DescriptionLutyens prepared a number of different designs for bungalows of varying importance. In 1917 the Delhi Committee rejected these, as, Hussey suggests, Lutyens intended and expected. He did not want ‘the anguish of designing jerry-villas’ and, instead, was given to design all the buildings along the central axis of the city: the War Memorial and the buildings at the intersection of King’s Way and Queen’s Way.
In the event, Lutyens designed the four important large bungalows on the curving road west if the Moghul Gardens between the Bodyguard Lines and the Staff Quarters. These were for the Comptroller, the Surgeon, the Military Secretary and the Private Secretary to the Viceroy.
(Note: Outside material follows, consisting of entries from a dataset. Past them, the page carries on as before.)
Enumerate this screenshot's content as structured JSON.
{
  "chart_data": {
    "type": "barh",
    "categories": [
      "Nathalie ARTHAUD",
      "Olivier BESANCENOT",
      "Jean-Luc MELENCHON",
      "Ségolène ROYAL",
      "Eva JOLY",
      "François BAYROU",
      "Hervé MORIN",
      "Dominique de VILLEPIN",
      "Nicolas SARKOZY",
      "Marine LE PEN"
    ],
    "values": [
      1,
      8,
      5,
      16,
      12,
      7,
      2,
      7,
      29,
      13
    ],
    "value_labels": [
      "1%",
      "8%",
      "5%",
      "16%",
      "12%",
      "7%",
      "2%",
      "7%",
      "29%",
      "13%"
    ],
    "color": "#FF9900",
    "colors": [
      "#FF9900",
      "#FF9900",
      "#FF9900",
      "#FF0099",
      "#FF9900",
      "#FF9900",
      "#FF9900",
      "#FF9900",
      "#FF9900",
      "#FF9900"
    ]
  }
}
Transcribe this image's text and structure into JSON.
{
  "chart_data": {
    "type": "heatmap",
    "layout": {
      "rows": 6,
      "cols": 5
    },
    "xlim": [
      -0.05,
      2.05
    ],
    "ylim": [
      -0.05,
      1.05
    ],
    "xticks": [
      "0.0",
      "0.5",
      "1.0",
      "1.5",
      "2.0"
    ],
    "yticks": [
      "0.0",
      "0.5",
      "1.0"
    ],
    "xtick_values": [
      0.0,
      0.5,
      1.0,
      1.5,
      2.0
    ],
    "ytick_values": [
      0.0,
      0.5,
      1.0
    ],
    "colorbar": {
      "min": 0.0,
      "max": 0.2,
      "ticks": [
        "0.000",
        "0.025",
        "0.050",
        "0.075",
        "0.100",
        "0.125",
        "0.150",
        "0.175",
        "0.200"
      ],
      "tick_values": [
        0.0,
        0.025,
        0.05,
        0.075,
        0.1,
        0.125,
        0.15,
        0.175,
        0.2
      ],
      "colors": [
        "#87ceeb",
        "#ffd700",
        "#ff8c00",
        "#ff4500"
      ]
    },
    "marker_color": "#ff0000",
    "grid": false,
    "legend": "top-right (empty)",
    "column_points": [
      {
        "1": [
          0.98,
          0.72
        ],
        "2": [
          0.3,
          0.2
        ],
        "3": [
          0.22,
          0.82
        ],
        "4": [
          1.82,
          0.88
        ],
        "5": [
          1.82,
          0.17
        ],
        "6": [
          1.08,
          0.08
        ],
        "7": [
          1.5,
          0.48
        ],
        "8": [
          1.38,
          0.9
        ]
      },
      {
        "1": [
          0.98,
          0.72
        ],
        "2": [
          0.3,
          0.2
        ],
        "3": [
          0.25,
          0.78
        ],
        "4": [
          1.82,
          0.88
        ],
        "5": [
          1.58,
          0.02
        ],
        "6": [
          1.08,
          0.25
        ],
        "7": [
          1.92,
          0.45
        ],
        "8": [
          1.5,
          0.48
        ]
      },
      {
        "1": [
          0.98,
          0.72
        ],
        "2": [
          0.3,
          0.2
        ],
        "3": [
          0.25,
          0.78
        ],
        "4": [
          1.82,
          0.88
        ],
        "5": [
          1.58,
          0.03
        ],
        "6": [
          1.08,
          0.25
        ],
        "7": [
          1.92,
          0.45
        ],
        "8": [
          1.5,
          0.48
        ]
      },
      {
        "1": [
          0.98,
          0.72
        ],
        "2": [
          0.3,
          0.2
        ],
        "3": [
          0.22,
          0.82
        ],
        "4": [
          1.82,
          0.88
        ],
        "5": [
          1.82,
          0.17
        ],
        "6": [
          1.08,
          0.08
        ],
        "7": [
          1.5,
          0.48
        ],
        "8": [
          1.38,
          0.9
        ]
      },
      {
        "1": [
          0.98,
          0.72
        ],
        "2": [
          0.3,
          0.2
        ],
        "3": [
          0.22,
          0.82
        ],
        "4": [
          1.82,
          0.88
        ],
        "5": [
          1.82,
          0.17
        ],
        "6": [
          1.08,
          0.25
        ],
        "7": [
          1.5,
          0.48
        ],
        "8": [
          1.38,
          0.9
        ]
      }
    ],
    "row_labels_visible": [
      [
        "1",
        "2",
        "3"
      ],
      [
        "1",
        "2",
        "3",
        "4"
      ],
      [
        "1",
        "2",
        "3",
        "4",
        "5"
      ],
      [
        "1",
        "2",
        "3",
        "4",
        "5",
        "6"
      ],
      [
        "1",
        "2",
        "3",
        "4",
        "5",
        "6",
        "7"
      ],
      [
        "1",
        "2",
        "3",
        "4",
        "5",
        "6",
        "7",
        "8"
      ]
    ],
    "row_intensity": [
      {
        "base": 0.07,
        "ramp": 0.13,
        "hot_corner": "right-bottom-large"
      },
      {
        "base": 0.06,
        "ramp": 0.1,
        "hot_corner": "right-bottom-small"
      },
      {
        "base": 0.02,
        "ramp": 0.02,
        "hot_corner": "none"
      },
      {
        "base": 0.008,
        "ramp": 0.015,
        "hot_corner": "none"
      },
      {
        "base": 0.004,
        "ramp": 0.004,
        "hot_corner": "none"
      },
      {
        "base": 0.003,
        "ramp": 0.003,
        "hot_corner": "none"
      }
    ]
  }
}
The decision to build these was taken in 1918. On his visits between 1923 and 1928, Lutyens occupied ‘No. 1, New Delhi’, the Private Secretary’s House. This, now No. 1 Willingdon Crescent, has been altered.
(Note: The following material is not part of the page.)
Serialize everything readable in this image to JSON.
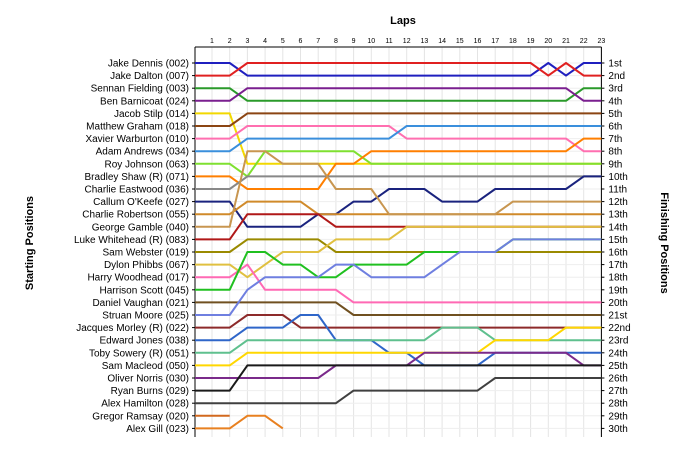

A few of Baker’s designs for bungalows were carried out – ‘bungle ohs!’ Lutyens called them – and some were designed by W. H. Nicholls, Chief Architect to the Government of India. A majority of those required, however, were designed by Nicholl’s successor, R. T. Russell. These were Classical and influenced by Lutyens’s designs. In 1922 Baker wrote to his former New Delhi assistant C. P. Walgate, ‘I wonder what you would think of the new white plaster Paladian [sic[ Delhi – shadow-less & colourless evolved by the P.W.D. architects under the prevailing influence! It bores me and I fear a reaction to the other extreme towards the Indo-Saracenic – Geometry after all is only one facet – however important a one – of the architectural germ and I think you would think that it looms –flashes rather – too vividly in the Delhi germ. It does not always work out nor tell as intended.’ In 1959 H. A. N. Medd described the officials’ bungalows and the staff quarters as ‘the Lutyens version of cheaper building in the classic manner’. (Amery et al, 1981, cat no.430)
BibliographyAmery, C., Richardson, M. and Stamp, G. (1981) Lutyens, the Work of the English Architect Sir Edwin Lutyens (1869-1944): Hayward Gallery London, 18 November 1981-31 January 1982. London: Arts Council of Great Britain.